Pendant qu’ils s’acheminaient lentement vers le dortoir, Jimmy se rapprocha de Fanny et lui glissa, sans cacher son mécontentement : "Qu’est-ce qui t’a pris, de parler de Van Heflin à Teaspoon ?
-Quoi, c’était une bonne idée, non ? J’en ai plus appris ce soir que je n’aurais pu le faire en un mois de recherches.
-Mais il risque de se douter de quelque chose, avança Hickok, inquiet.
-Tu l’as entendu : personne ne croit à l’existence de la mine. D’ailleurs, je te parie qu’il a déjà oublié notre conversation.
-Oui, mais pour combien de temps ? Teaspoon n’est pas du genre à se laisser berner aussi facilement. Tu le sais parfaitement.

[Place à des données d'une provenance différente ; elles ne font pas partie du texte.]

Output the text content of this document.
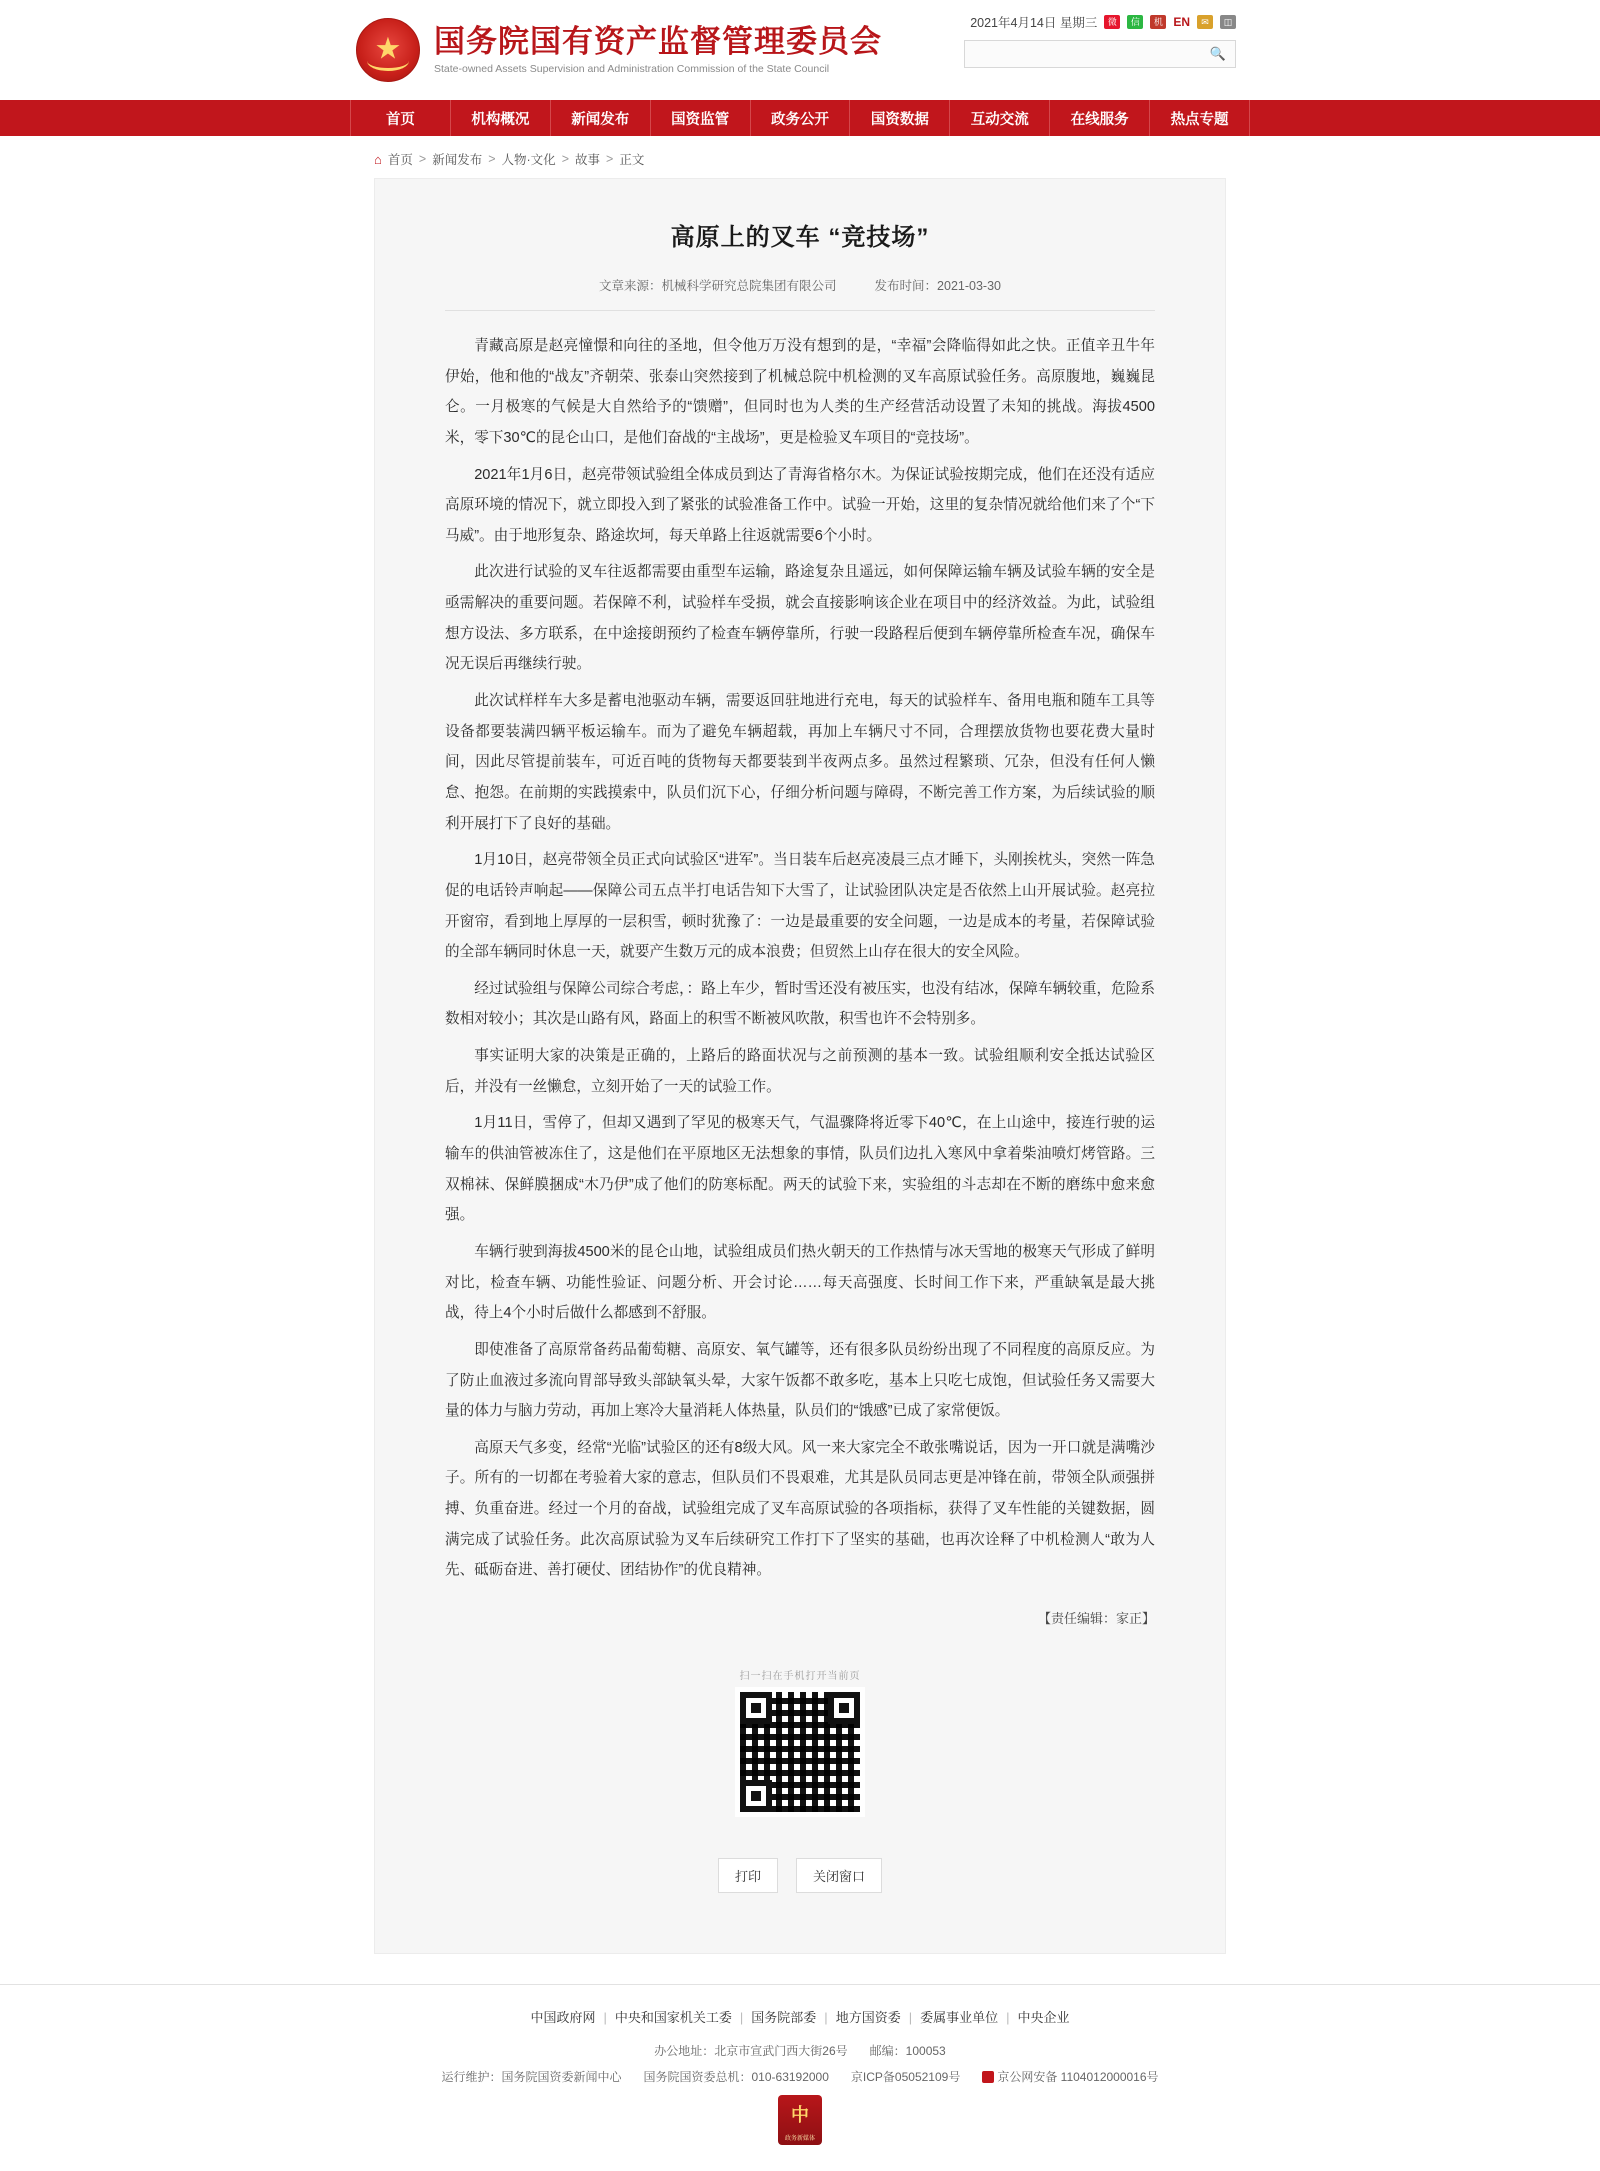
★
国务院国有资产监督管理委员会
State-owned Assets Supervision and Administration Commission of the State Council
2021年4月14日 星期三	微	信	机 EN	✉	◫
🔍
首页	机构概况	新闻发布	国资监管	政务公开	国资数据	互动交流	在线服务	热点专题
⌂ 首页 > 新闻发布 > 人物·文化 > 故事 > 正文
高原上的叉车 “竞技场”
文章来源：机械科学研究总院集团有限公司	发布时间：2021-03-30

青藏高原是赵亮憧憬和向往的圣地，但令他万万没有想到的是，“幸福”会降临得如此之快。正值辛丑牛年伊始，他和他的“战友”齐朝荣、张泰山突然接到了机械总院中机检测的叉车高原试验任务。高原腹地，巍巍昆仑。一月极寒的气候是大自然给予的“馈赠”，但同时也为人类的生产经营活动设置了未知的挑战。海拔4500米，零下30℃的昆仑山口，是他们奋战的“主战场”，更是检验叉车项目的“竞技场”。

2021年1月6日，赵亮带领试验组全体成员到达了青海省格尔木。为保证试验按期完成，他们在还没有适应高原环境的情况下，就立即投入到了紧张的试验准备工作中。试验一开始，这里的复杂情况就给他们来了个“下马威”。由于地形复杂、路途坎坷，每天单路上往返就需要6个小时。

此次进行试验的叉车往返都需要由重型车运输，路途复杂且遥远，如何保障运输车辆及试验车辆的安全是亟需解决的重要问题。若保障不利，试验样车受损，就会直接影响该企业在项目中的经济效益。为此，试验组想方设法、多方联系，在中途接朗预约了检查车辆停靠所，行驶一段路程后便到车辆停靠所检查车况，确保车况无误后再继续行驶。

此次试样样车大多是蓄电池驱动车辆，需要返回驻地进行充电，每天的试验样车、备用电瓶和随车工具等设备都要装满四辆平板运输车。而为了避免车辆超载，再加上车辆尺寸不同，合理摆放货物也要花费大量时间，因此尽管提前装车，可近百吨的货物每天都要装到半夜两点多。虽然过程繁琐、冗杂，但没有任何人懒怠、抱怨。在前期的实践摸索中，队员们沉下心，仔细分析问题与障碍，不断完善工作方案，为后续试验的顺利开展打下了良好的基础。

1月10日，赵亮带领全员正式向试验区“进军”。当日装车后赵亮凌晨三点才睡下，头刚挨枕头，突然一阵急促的电话铃声响起——保障公司五点半打电话告知下大雪了，让试验团队决定是否依然上山开展试验。赵亮拉开窗帘，看到地上厚厚的一层积雪，顿时犹豫了：一边是最重要的安全问题，一边是成本的考量，若保障试验的全部车辆同时休息一天，就要产生数万元的成本浪费；但贸然上山存在很大的安全风险。

经过试验组与保障公司综合考虑，：路上车少，暂时雪还没有被压实，也没有结冰，保障车辆较重，危险系数相对较小；其次是山路有风，路面上的积雪不断被风吹散，积雪也许不会特别多。

事实证明大家的决策是正确的，上路后的路面状况与之前预测的基本一致。试验组顺利安全抵达试验区后，并没有一丝懒怠，立刻开始了一天的试验工作。

1月11日，雪停了，但却又遇到了罕见的极寒天气，气温骤降将近零下40℃，在上山途中，接连行驶的运输车的供油管被冻住了，这是他们在平原地区无法想象的事情，队员们边扎入寒风中拿着柴油喷灯烤管路。三双棉袜、保鲜膜捆成“木乃伊”成了他们的防寒标配。两天的试验下来，实验组的斗志却在不断的磨练中愈来愈强。

车辆行驶到海拔4500米的昆仑山地，试验组成员们热火朝天的工作热情与冰天雪地的极寒天气形成了鲜明对比，检查车辆、功能性验证、问题分析、开会讨论……每天高强度、长时间工作下来，严重缺氧是最大挑战，待上4个小时后做什么都感到不舒服。

即使准备了高原常备药品葡萄糖、高原安、氧气罐等，还有很多队员纷纷出现了不同程度的高原反应。为了防止血液过多流向胃部导致头部缺氧头晕，大家午饭都不敢多吃，基本上只吃七成饱，但试验任务又需要大量的体力与脑力劳动，再加上寒冷大量消耗人体热量，队员们的“饿感”已成了家常便饭。

高原天气多变，经常“光临”试验区的还有8级大风。风一来大家完全不敢张嘴说话，因为一开口就是满嘴沙子。所有的一切都在考验着大家的意志，但队员们不畏艰难，尤其是队员同志更是冲锋在前，带领全队顽强拼搏、负重奋进。经过一个月的奋战，试验组完成了叉车高原试验的各项指标，获得了叉车性能的关键数据，圆满完成了试验任务。此次高原试验为叉车后续研究工作打下了坚实的基础，也再次诠释了中机检测人“敢为人先、砥砺奋进、善打硬仗、团结协作”的优良精神。

【责任编辑：家正】
扫一扫在手机打开当前页
打印	关闭窗口
中国政府网 | 中央和国家机关工委 | 国务院部委 | 地方国资委 | 委属事业单位 | 中央企业
办公地址：北京市宣武门西大街26号 邮编：100053
运行维护：国务院国资委新闻中心 国务院国资委总机：010-63192000 京ICP备05052109号	京公网安备 1104012000016号
中
政务新媒体
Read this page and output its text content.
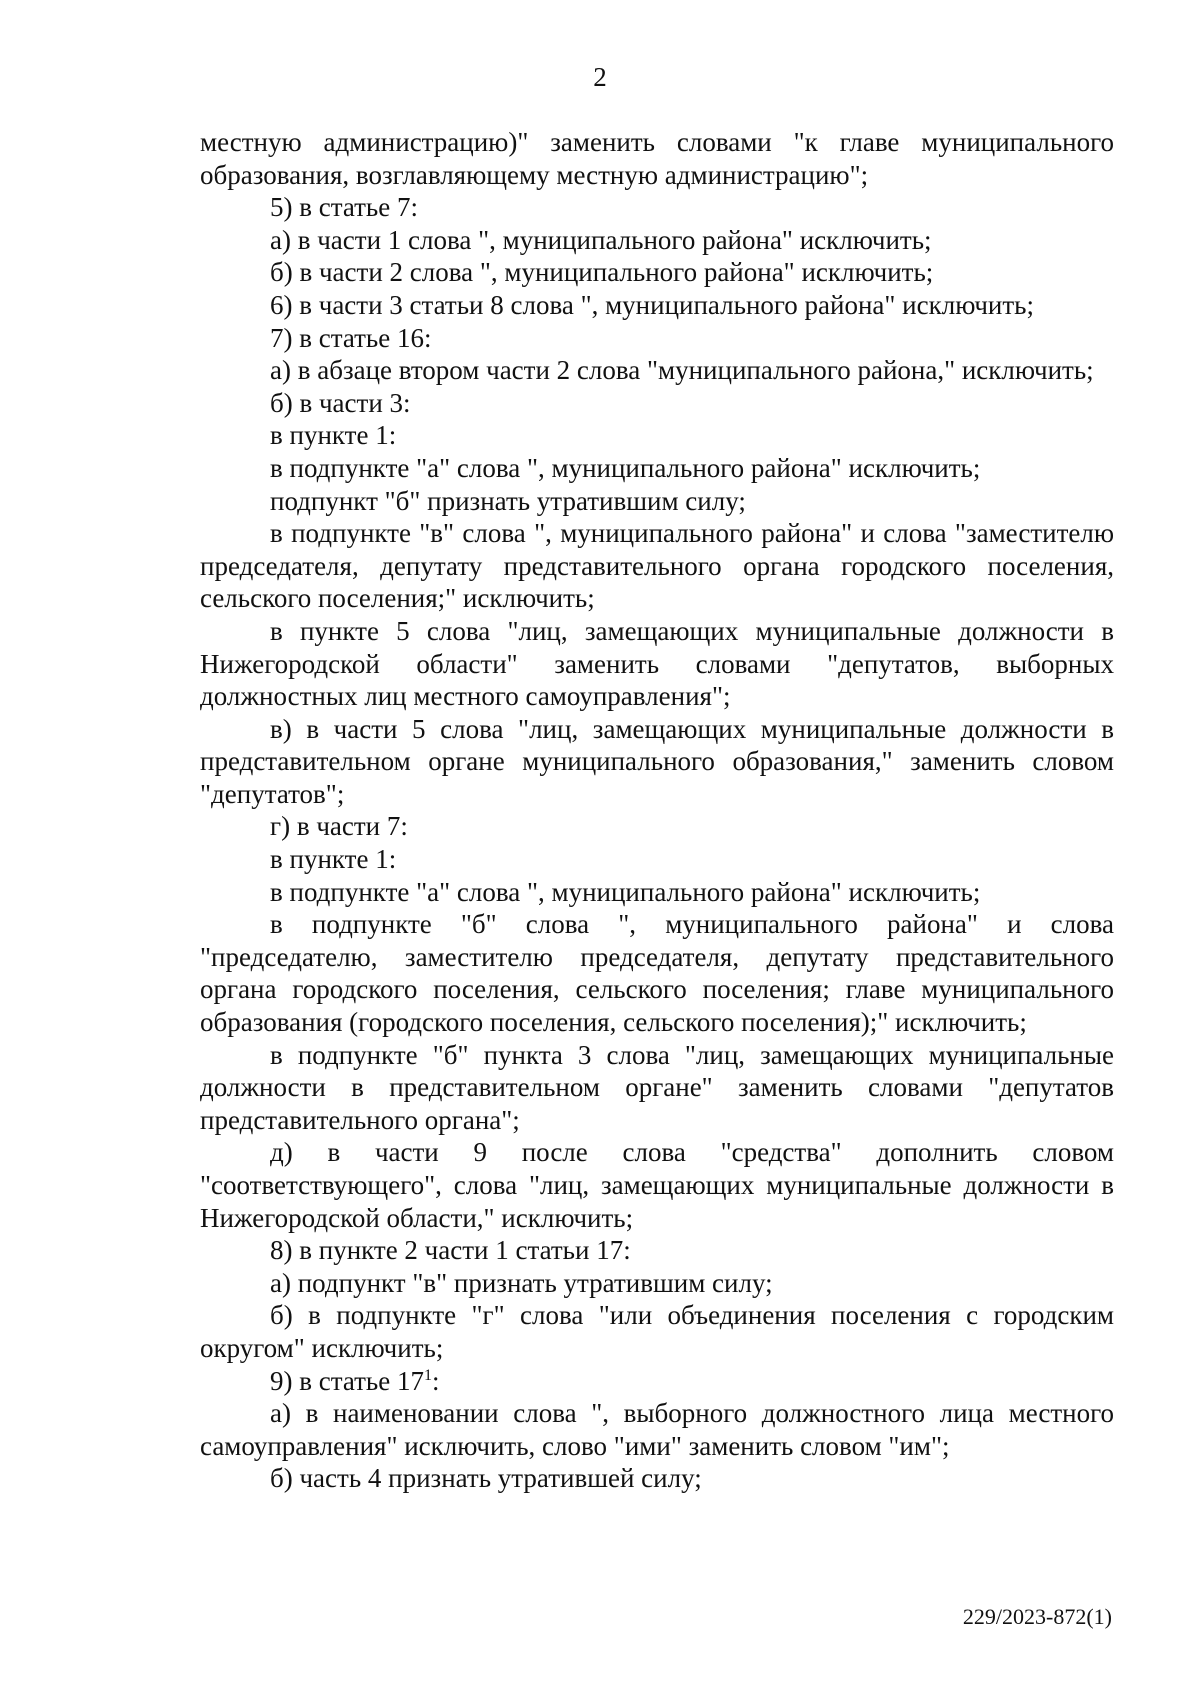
2

местную администрацию)" заменить словами "к главе муниципального образования, возглавляющему местную администрацию";

5) в статье 7:

а) в части 1 слова ", муниципального района" исключить;

б) в части 2 слова ", муниципального района" исключить;

6) в части 3 статьи 8 слова ", муниципального района" исключить;

7) в статье 16:

а) в абзаце втором части 2 слова "муниципального района," исключить;

б) в части 3:

в пункте 1:

в подпункте "а" слова ", муниципального района" исключить;

подпункт "б" признать утратившим силу;

в подпункте "в" слова ", муниципального района" и слова "заместителю председателя, депутату представительного органа городского поселения, сельского поселения;" исключить;

в пункте 5 слова "лиц, замещающих муниципальные должности в Нижегородской области" заменить словами "депутатов, выборных должностных лиц местного самоуправления";

в) в части 5 слова "лиц, замещающих муниципальные должности в представительном органе муниципального образования," заменить словом "депутатов";

г) в части 7:

в пункте 1:

в подпункте "а" слова ", муниципального района" исключить;

в подпункте "б" слова ", муниципального района" и слова "председателю, заместителю председателя, депутату представительного органа городского поселения, сельского поселения; главе муниципального образования (городского поселения, сельского поселения);" исключить;

в подпункте "б" пункта 3 слова "лиц, замещающих муниципальные должности в представительном органе" заменить словами "депутатов представительного органа";

д) в части 9 после слова "средства" дополнить словом "соответствующего", слова "лиц, замещающих муниципальные должности в Нижегородской области," исключить;

8) в пункте 2 части 1 статьи 17:

а) подпункт "в" признать утратившим силу;

б) в подпункте "г" слова "или объединения поселения с городским округом" исключить;

9) в статье $17^1$:

а) в наименовании слова ", выборного должностного лица местного самоуправления" исключить, слово "ими" заменить словом "им";

б) часть 4 признать утратившей силу;

229/2023-872(1)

-Le temps qu’on trouve ce qu’on cherche, Jimmy. Ca suffira."
Il la dévisagea un court moment. Son visage était seulement éclairé par la lumière blafarde de la pleine lune. Ses yeux brillaient d’un éclat insolite. Il réalisa alors qu’elle tenait à faire aboutir leur entreprise peut-être encore plus que lui, mais était-ce pour le trésor, ou par simple jeu ? Quelles pouvaient bien être ses motivations ? En cet instant précis, il aurait été bien incapable de le dire.